Viable bacterial cells multiplying under the selected laboratory conditions, as well as dead microorganisms, were identified in all root dentine samples regardless of the bacterial strain used. However, whether all viable and green fluorescent microorganisms were capable of proliferating remains unanswered. Nevertheless, the portion of viable bacteria found in root dentine was reduced compared to the one present in the bacterial suspension in the root canal lumen. Most probably, some of the bacteria attached to the inner surfaces of dentinal tubules could not resist the specific conditions prevailing in root dentine, whilst they would have survived as planktonic cells in the surrounding bacterial suspension.
As expected, the degree of tubule infection varied from sample to sample. For that reason, the baseline dentine samples collected after 4 weeks served as individual controls for the samples taken after 8 weeks (control group) and 12 weeks (test group), respectively. When analysing each root specimen of the control group, the parameters PVB rd and CFU rd substantiated that the degree of infection established within the first 4 weeks largely corresponded to that re-established in the following 4 weeks after ‘rd’ sampling (weeks 5–8). Therefore, it was justified to take the ‘rd’ samples at week 4 as basis for those collected at week 12 in the test group. In these cases, no infected circumpulpal dentine was removed at week 8, as calcium hydroxide should demonstrate its efficacy toward infected root canal dentine.

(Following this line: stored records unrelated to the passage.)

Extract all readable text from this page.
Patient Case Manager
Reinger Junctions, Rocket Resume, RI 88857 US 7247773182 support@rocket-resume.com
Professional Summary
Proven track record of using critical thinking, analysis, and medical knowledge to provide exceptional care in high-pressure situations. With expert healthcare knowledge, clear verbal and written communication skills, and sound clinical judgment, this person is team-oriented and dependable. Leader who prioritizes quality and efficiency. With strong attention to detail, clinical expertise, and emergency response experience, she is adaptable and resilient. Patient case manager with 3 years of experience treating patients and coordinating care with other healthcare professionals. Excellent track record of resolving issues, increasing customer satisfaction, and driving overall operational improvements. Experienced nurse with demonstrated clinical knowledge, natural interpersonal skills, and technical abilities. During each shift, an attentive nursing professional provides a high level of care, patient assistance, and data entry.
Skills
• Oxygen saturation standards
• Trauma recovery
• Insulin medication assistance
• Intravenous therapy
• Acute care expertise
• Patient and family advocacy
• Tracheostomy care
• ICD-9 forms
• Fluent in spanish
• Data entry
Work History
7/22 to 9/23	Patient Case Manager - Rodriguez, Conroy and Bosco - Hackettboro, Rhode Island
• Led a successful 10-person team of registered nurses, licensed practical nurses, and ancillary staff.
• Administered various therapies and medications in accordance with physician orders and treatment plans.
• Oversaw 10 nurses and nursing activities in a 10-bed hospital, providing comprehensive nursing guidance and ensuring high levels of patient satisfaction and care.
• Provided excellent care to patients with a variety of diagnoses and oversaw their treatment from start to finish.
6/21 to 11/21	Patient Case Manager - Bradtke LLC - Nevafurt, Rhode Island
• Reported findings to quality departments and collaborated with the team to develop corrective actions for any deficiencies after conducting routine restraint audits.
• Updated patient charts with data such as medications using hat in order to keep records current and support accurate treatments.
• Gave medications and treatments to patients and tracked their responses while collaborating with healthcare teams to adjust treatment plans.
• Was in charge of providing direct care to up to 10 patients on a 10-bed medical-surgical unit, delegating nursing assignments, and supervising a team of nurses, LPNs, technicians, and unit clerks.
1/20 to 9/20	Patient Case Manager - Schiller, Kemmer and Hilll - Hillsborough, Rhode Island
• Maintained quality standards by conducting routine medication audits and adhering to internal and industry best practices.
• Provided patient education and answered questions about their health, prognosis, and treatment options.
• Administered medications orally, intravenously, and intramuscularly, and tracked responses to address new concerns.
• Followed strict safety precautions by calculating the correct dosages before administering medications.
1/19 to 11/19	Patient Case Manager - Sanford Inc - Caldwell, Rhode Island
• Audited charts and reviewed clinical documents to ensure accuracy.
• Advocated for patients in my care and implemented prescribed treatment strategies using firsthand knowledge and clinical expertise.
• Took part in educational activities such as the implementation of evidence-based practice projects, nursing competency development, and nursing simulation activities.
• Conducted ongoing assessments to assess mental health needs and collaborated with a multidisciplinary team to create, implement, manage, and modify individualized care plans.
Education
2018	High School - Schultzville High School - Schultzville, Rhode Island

With S. sanguinis , no growth on blood agar plates was observed after exposure of root dentine to calcium hydroxide for 4 weeks. However, in all these ‘negative’ ‘rd’ samples green fluorescent and viable bacterial cells were detected. Obviously, these were not culturable under the selected laboratory conditions and have not been detected in other comparable studies so far. These S. sanguinis cells may play a role in treatment failure when nutrients are available. With E. faecalis , PVB rd tended to increase, indicating the presence of a large number of viable E. faecalis cells in the root dentine despite calcium hydroxide treatment. These results confirmed various investigations showing that E. faecalis resists calcium hydroxide treatment (Haapasalo & Ørstavik 1987, Ørstavik & Haapasalo 1990, Siqueira & De Uzeda 1996).